When Kofi Annan was a college student in Minnesota, he vowed never to wear earmuffs.
It seems they offended the elegant Annan's sense of style. But the native of Ghana changed his mind after a midwinter outing nearly froze his ears off.
"Never walk into an environment and assume that you understand it better than the people who live there," he said in a 1994 speech.
It's an attitude that has helped Annan to become perhaps the most important and powerful secretary-general the United Nations has ever had. Almost immediately after he was named to the post in 1997, he has was thrown into dealing with the refugee situation in Central Africa.
In the years that followed, he been an important broker in several other diplomatic crises, among them:
The 1998 attempt to gain Iraq's compliance with U.N. Security Council regulations,
Talks to resolve the stalemate between Libya and the Security Council over the 1988 bombing of Pan Am Flight 103 over Lockerbie, Scotland;
The 1999 transition of East Timor to independence;
Israel's withdrawal from Lebanon in 2000;
Continuing efforts to quell the violence in the Middle East.
Annan also worked to make improvements within the United Nations. He introduced fiscal reforms and brokered a deal to get the United States to pay its debt to the United Nations, estimated to be at least $1 billion.
As Annan's first five-year term was winding to a close, he and the United Nations won one of the world community's greatest honors. In 2001, the Norwegian Nobel Committee awarded Annan and the United Nations the famous Peace Prize.
In conferring the prize, the Nobel Committee said Annan "had been pre-eminent in bringing new life to the organization."
Annan was also elected to a second term that year.
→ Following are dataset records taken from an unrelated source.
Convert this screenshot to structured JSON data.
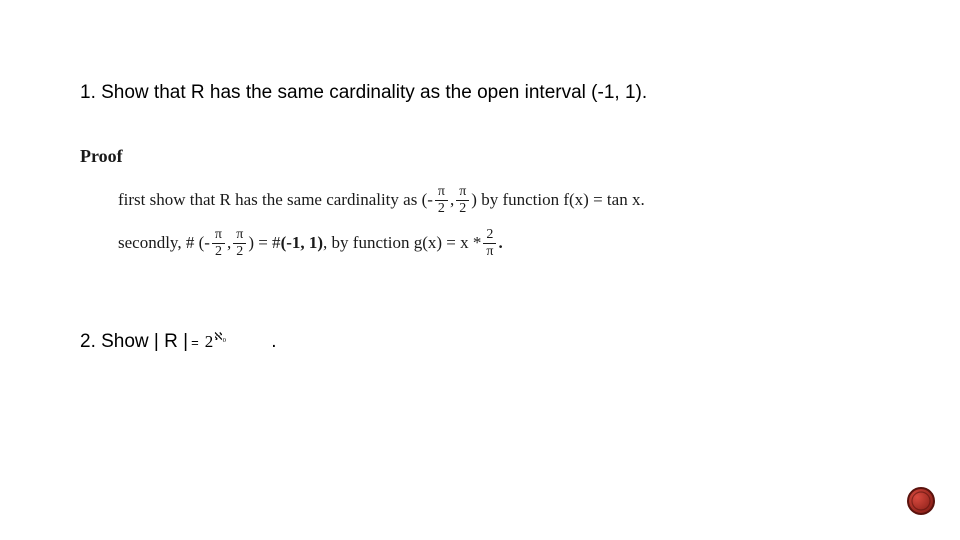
{
  "q1": "1. Show that R has the same cardinality as the open interval (-1, 1).",
  "proof_label": "Proof",
  "line1": {
    "a": "first show that R has the same cardinality as (-",
    "pi": "π",
    "two": "2",
    "mid": ", ",
    "b": ") by function f(x) = tan x."
  },
  "line2": {
    "a": "secondly, # (-",
    "pi": "π",
    "two": "2",
    "mid": ", ",
    "eq": ")  = # ",
    "interval": "(-1, 1)",
    "by": ", by function g(x) = x * ",
    "twotop": "2",
    "pibot": "π",
    "end": "."
  },
  "q2_prefix": "2. Show | R | ",
  "q2_eq": "=",
  "q2_base": "2",
  "q2_exp": "ℵ₀",
  "q2_period": "."
}
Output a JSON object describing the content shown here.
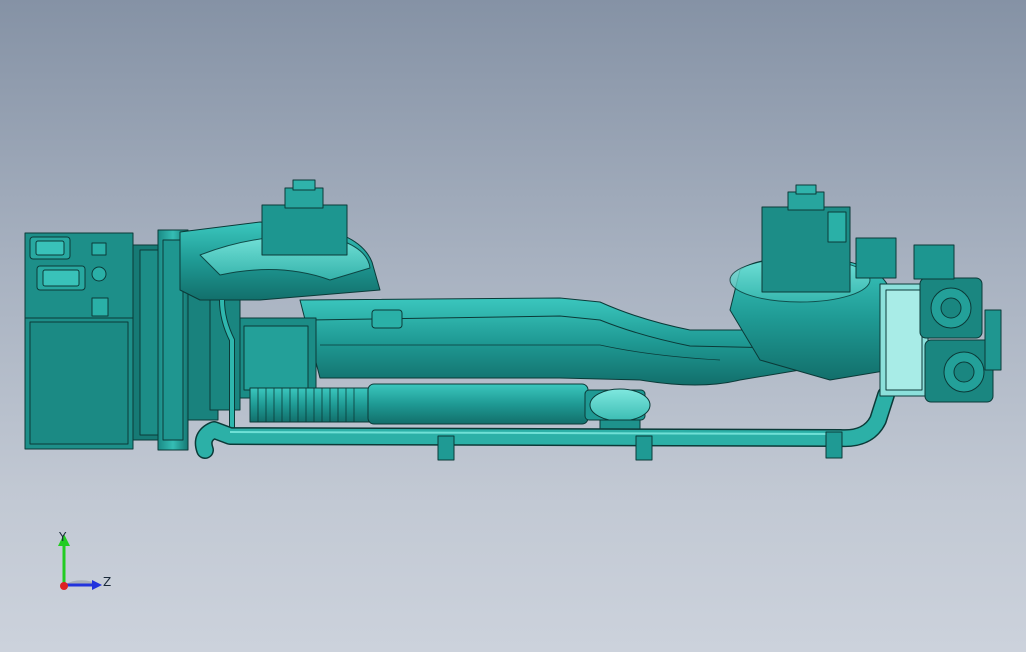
{
  "viewport": {
    "background_top": "#8592a5",
    "background_bottom": "#ccd2dc",
    "model_color": "#1f9a94",
    "edge_color": "#0b3a38"
  },
  "triad": {
    "y_label": "Y",
    "z_label": "Z",
    "y_color": "#22cc22",
    "z_color": "#2233dd",
    "origin_color": "#dd2222"
  }
}
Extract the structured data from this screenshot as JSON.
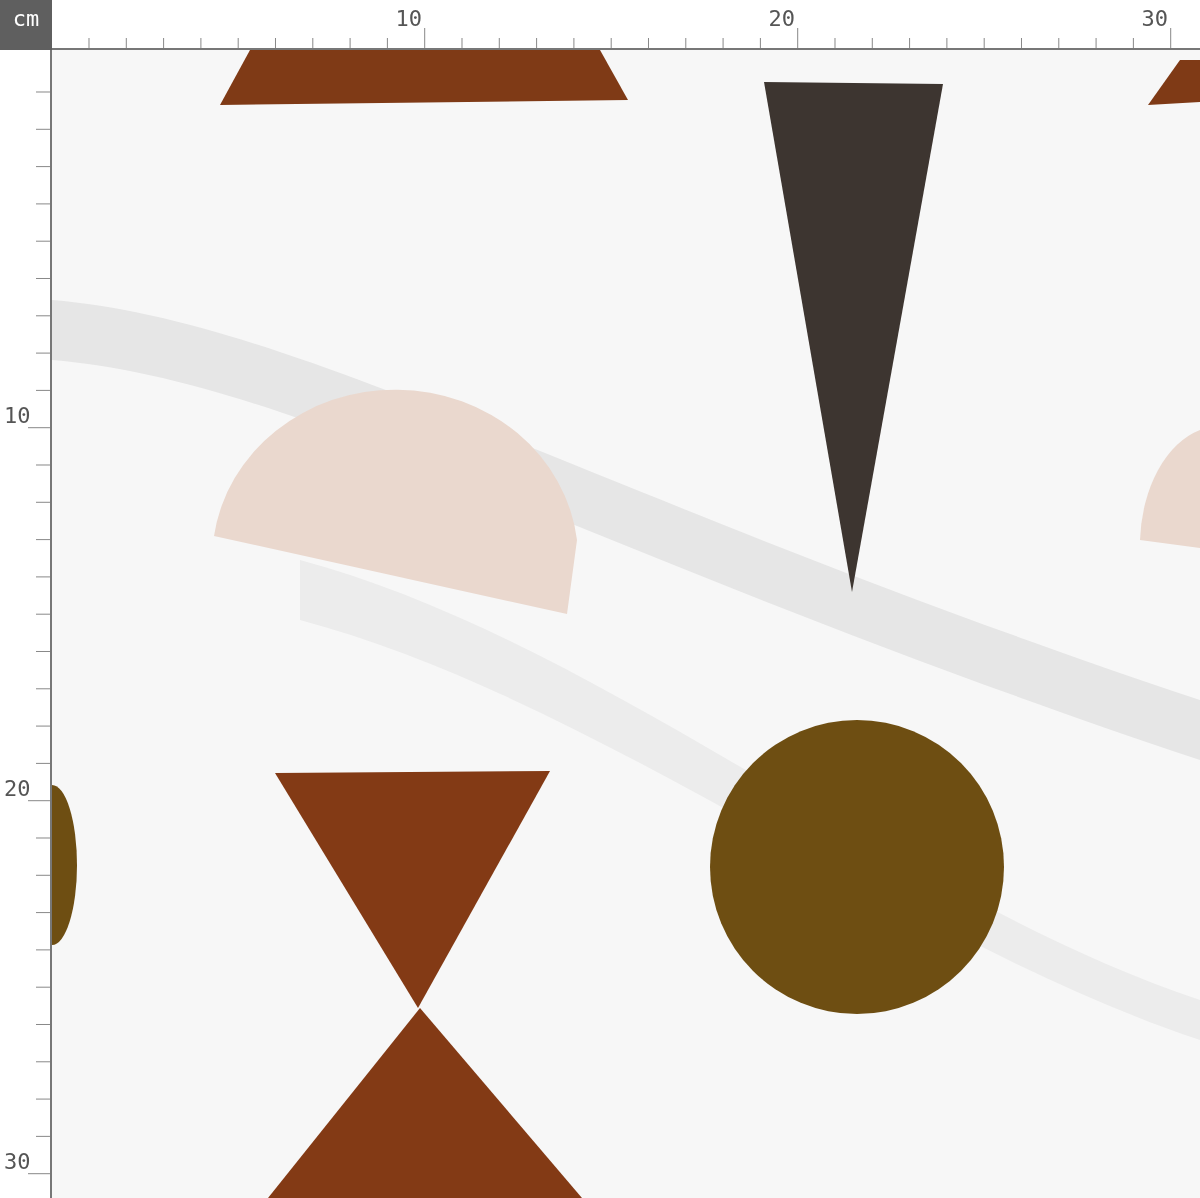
{
  "corner_unit": "cm",
  "top_ruler": {
    "labels": [
      "10",
      "20",
      "30"
    ]
  },
  "left_ruler": {
    "labels": [
      "10",
      "20",
      "30"
    ]
  }
}
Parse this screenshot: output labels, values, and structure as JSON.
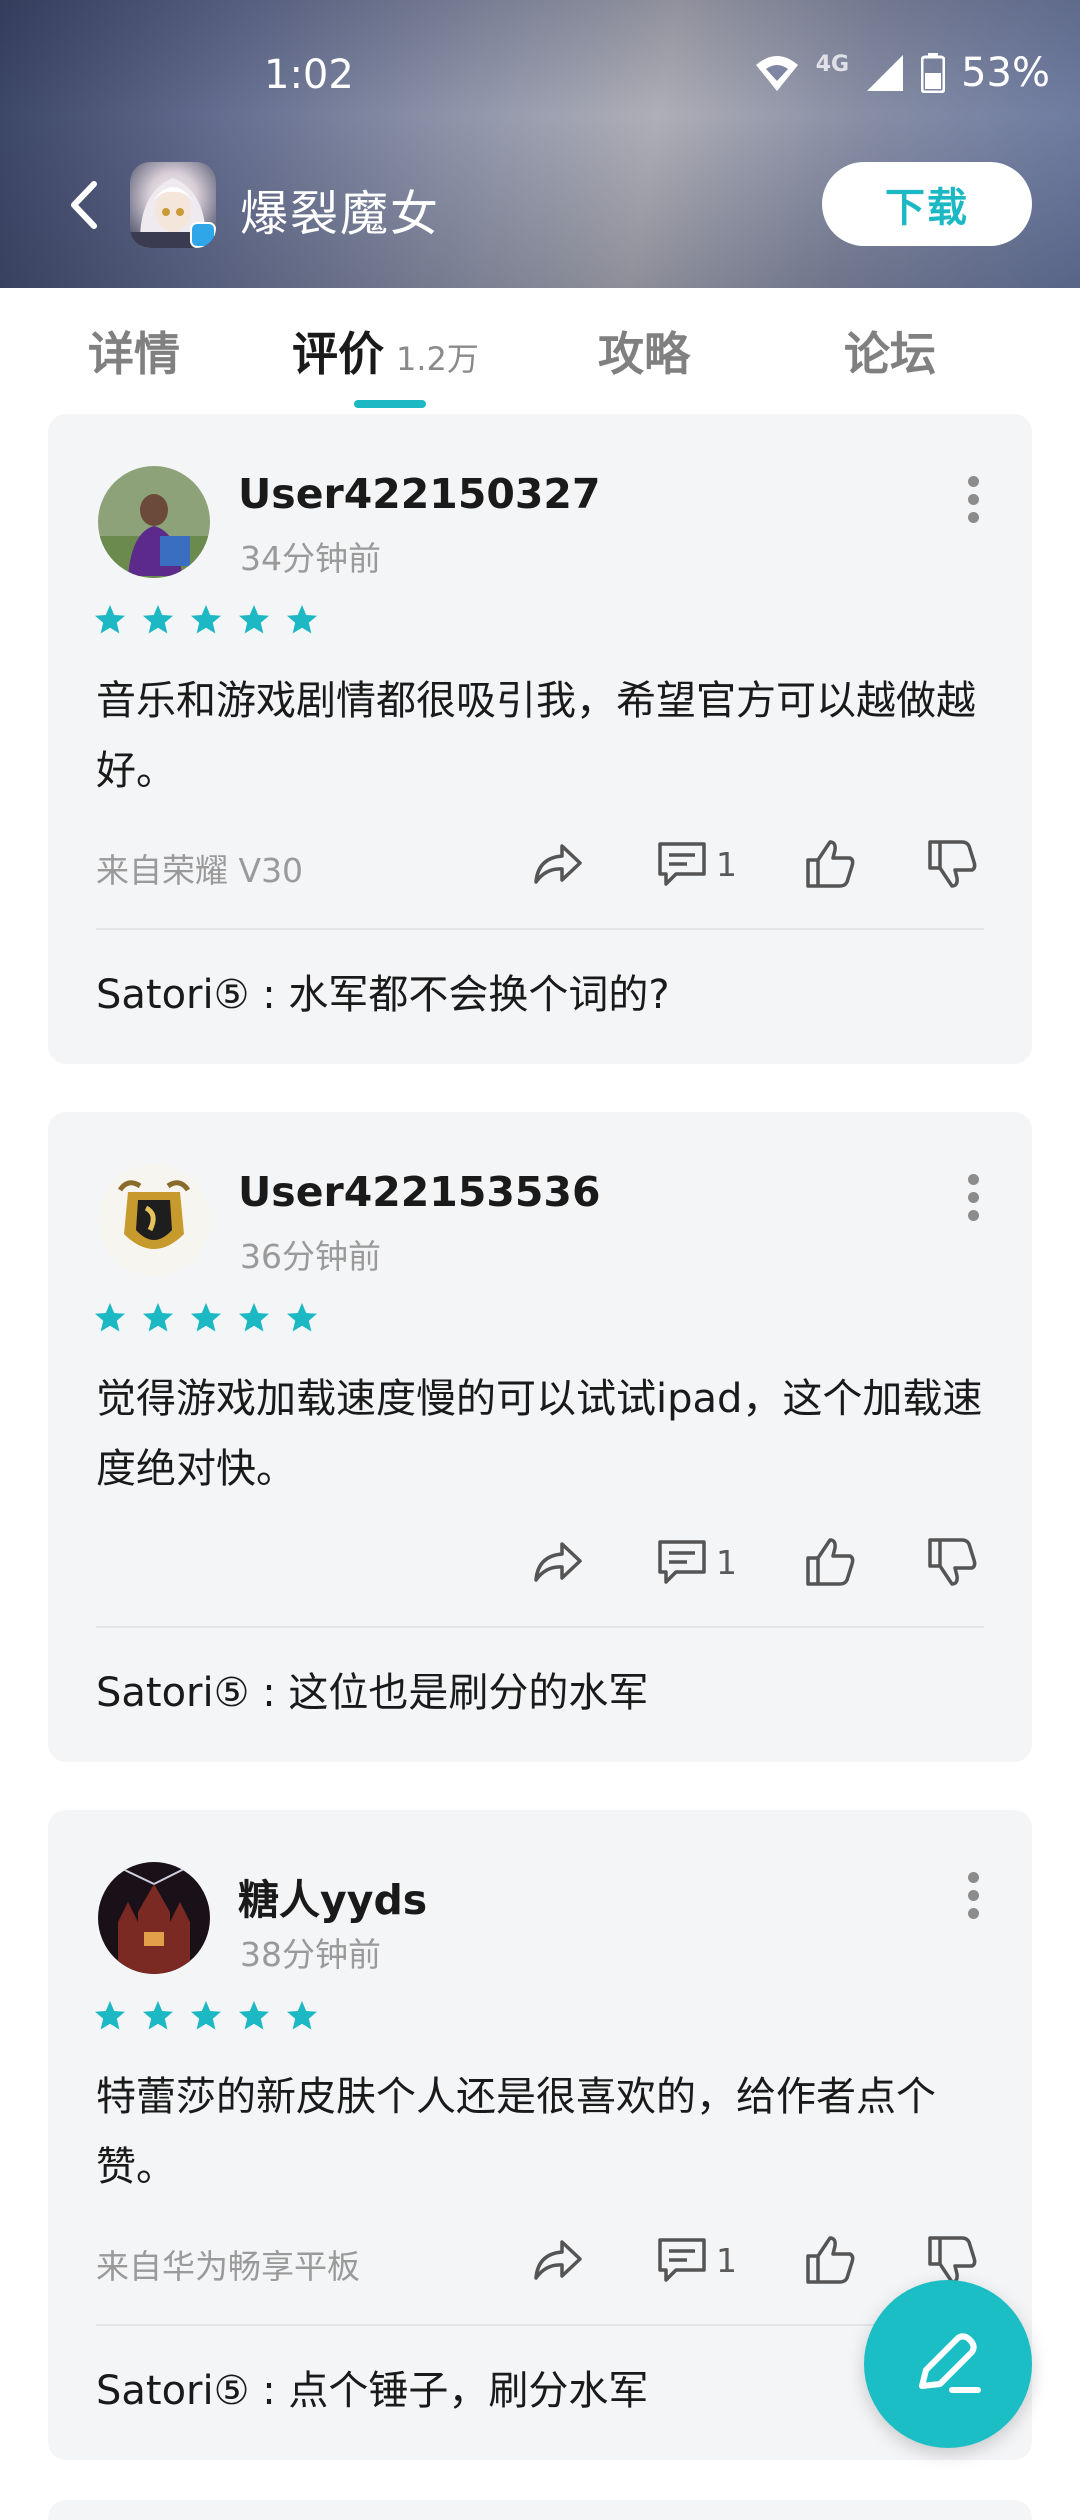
{
  "status_bar": {
    "time": "1:02",
    "network": "4G",
    "battery": "53%"
  },
  "header": {
    "app_title": "爆裂魔女",
    "download_label": "下载",
    "accent_color": "#1cb9c4"
  },
  "tabs": [
    {
      "label": "详情"
    },
    {
      "label": "评价",
      "count": "1.2万",
      "active": true
    },
    {
      "label": "攻略"
    },
    {
      "label": "论坛"
    }
  ],
  "reviews": [
    {
      "username": "User422150327",
      "time": "34分钟前",
      "stars": 5,
      "text": "音乐和游戏剧情都很吸引我，希望官方可以越做越好。",
      "device": "来自荣耀 V30",
      "comment_count": "1",
      "reply": "Satori⑤ : 水军都不会换个词的?"
    },
    {
      "username": "User422153536",
      "time": "36分钟前",
      "stars": 5,
      "text": "觉得游戏加载速度慢的可以试试ipad，这个加载速度绝对快。",
      "device": "",
      "comment_count": "1",
      "reply": "Satori⑤ : 这位也是刷分的水军"
    },
    {
      "username": "糖人yyds",
      "time": "38分钟前",
      "stars": 5,
      "text": "特蕾莎的新皮肤个人还是很喜欢的，给作者点个赞。",
      "device": "来自华为畅享平板",
      "comment_count": "1",
      "reply": "Satori⑤ : 点个锤子，刷分水军"
    }
  ]
}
Colleagues describe Annan as self-confident and candid, with a keen sense of humor. He has been a popular and familiar figure both inside and outside the United Nations.
He has practiced diplomacy at the United Nations for nearly three decades. In his former U.N. jobs as personnel director, budget director, security coordinator and refugee agency executive, he has served around the world, including postings in Ethiopia, Egypt, Switzerland and New York.
Before winning the agency's top job, he was the chief of peacekeeping at a time when those operations experienced unprecedented growth in the size and scope. At their peak in 1995, U.N. peacekeeping operations comprised almost 70,000 military and civilian personnel from 77 countries, called to service in such hotspots as the former Yugoslavia.
Annan first gained international recognition during the Persian Gulf War, when he negotiated the release of U.N. staff in Iraq. And after the United States refused to sanction a second term for his predecessor, Secretary-General Boutros Boutros-Ghali, Annan found a new opportunity to move up in the ranks.
Annan's father was a provincial governor in Ghana and a Fante tribal chief. Annan speaks English, French and several African languages. He is married to Nane Lagergren, a Swedish artist and lawyer whose uncle, Swedish diplomat Raoul Wallenberg, helped thousands of Hungarian Jews to escape from the Nazis during World War II.